The construction of large dams - defined as those with walls at least 15 metres high - has increased significantly over the past 50 years. The average height of new dams, estimated at 30-34 metres from 1940-1990, increased to about 45 metres in the 1990s, due largely to construction trends in Asia. The average area and volume of freshwater reservoirs have also steadily increased, rising to about 50 km² between 1945 and1970, declining through the 1980s to 17 km², and increasing again in the 1990s to about 23 km² (WCD, 2000).

By 1997, there were more than 45 000 large dams worldwide, 22 100 of them in China. Other nations with many large dams include the United States (with 6 390 large dams), India (with more than 4 000), and Spain and Japan (with 1 000-1 200 each) (WCD, 2000).

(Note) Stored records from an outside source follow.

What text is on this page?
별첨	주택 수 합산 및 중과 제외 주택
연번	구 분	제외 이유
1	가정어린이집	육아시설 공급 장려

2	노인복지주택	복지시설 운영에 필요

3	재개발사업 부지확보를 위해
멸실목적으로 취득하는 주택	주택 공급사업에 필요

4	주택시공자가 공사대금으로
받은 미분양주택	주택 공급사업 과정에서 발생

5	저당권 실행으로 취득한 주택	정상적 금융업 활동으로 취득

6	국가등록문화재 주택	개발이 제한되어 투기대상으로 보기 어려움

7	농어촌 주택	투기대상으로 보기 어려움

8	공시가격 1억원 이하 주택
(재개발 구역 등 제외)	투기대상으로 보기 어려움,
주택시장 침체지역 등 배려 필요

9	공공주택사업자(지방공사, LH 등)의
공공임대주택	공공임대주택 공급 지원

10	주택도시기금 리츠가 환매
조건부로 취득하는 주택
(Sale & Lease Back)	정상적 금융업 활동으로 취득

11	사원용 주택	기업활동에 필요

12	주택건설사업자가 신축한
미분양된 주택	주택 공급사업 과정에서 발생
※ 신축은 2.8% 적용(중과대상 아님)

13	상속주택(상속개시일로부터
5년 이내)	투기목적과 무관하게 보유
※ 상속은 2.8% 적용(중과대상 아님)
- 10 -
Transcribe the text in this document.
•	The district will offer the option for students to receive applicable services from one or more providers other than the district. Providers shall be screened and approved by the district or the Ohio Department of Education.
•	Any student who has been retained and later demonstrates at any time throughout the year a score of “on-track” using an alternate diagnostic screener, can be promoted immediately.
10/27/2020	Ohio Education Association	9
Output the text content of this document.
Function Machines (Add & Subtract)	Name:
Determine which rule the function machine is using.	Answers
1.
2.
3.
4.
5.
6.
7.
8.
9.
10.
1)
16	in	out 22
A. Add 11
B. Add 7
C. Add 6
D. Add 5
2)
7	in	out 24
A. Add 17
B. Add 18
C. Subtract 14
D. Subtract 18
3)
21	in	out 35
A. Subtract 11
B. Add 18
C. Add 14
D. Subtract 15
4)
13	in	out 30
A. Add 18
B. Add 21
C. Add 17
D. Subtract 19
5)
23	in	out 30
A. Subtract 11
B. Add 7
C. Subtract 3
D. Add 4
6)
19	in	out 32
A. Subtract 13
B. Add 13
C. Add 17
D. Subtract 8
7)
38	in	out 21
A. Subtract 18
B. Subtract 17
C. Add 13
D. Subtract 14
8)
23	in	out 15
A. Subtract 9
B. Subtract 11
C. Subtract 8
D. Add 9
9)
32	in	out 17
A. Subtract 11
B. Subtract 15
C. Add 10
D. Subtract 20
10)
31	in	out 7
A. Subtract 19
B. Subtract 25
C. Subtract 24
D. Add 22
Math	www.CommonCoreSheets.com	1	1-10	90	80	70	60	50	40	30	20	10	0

The countries with the greatest number of large dams under construction, in order of significance, are Turkey, China, Japan, Iraq, Iran, Greece, Romania and Spain, and countries in the Parana basin in South America. The river basins with the most large dams under construction are the Yangtze with 38, the Tigris and Euphrates, with 19 each, and the Danube, with 11 (Revenga et al., 2000).

Damming and flood control can have negative impacts, such as declining fish catches, loss of freshwater biodiversity, increases in the frequency and severity of floods, loss of soil nutrients on floodplains, and increases in diseases such as schistosomiasis and malaria. In Egypt, for example, the massive Aswan Dam has caused the fertile Nile Delta to shrink, with 30 of 47 commercially exploited fish species becoming economically or biologically extinct. On the Mississippi River, the rising frequency and severity of flooding - attributed to local flood control structures - have reduced the river's ability to support native flora and fauna. And a dramatic increase in floods on the Rhine River has been attributed to increased urbanisation, engineering, and the walling off of the river from its floodplain (Revenga et al., 1998).

River fragmentation - the interruption of a river's natural flow by dams, inter-basin transfers or water withdrawal - is an indicator of the degree to which rivers have been modified by man (Ward and Stanford, 1989, and Dynesius and Nilsson, 1994, as cited in Revenga et al., 2000). A fragmentation analysis carried out by the University of Umea and the World Resources Institute showed that, of 227 rivers assessed, 37% were strongly affected by fragmentation and altered flows, 23% were moderately affected, and 40% were unaffected.

• Strongly or moderately fragmented systems accounted for nearly 90% of the total water volume flowing through the rivers analysed.
• Strongly fragmented river systems are defined as "rivers with less than a quarter of their main channel remaining without dams, where the largest tributary has at least one dam, as well as rivers where the annual flow pattern has changed substantially." Fragmented rivers are only considered unaffected if their main channel has no dams or, if their tributaries have been dammed, the total river discharge has only declined by less than 2% (Revenga et al., 2000).
• The combined length of rivers altered for shipping increased from less than 9 000 km in 1900 to more than 500 000 km in 1997 (Naiman et al., 1995, as cited in Revenga et al., 2000).
• The only remaining large free-flowing rivers in the world are found in the tundra regions of North America and Russia, and in smaller coastal basins in Africa and Latin America.
• Considerable parts of large rivers in the tropics, such as the Amazon, the Orinoco and the Congo, remain basically unaffected. China's Yangtze River will become strongly affected with the completion of the Three Gorges dam project (Revenga et al., 2000).

The last three decades have seen several inland ecosystems (e.g. the Aral Sea, Lake Chad, the Mesopotamian Marshlands) decline in size and function.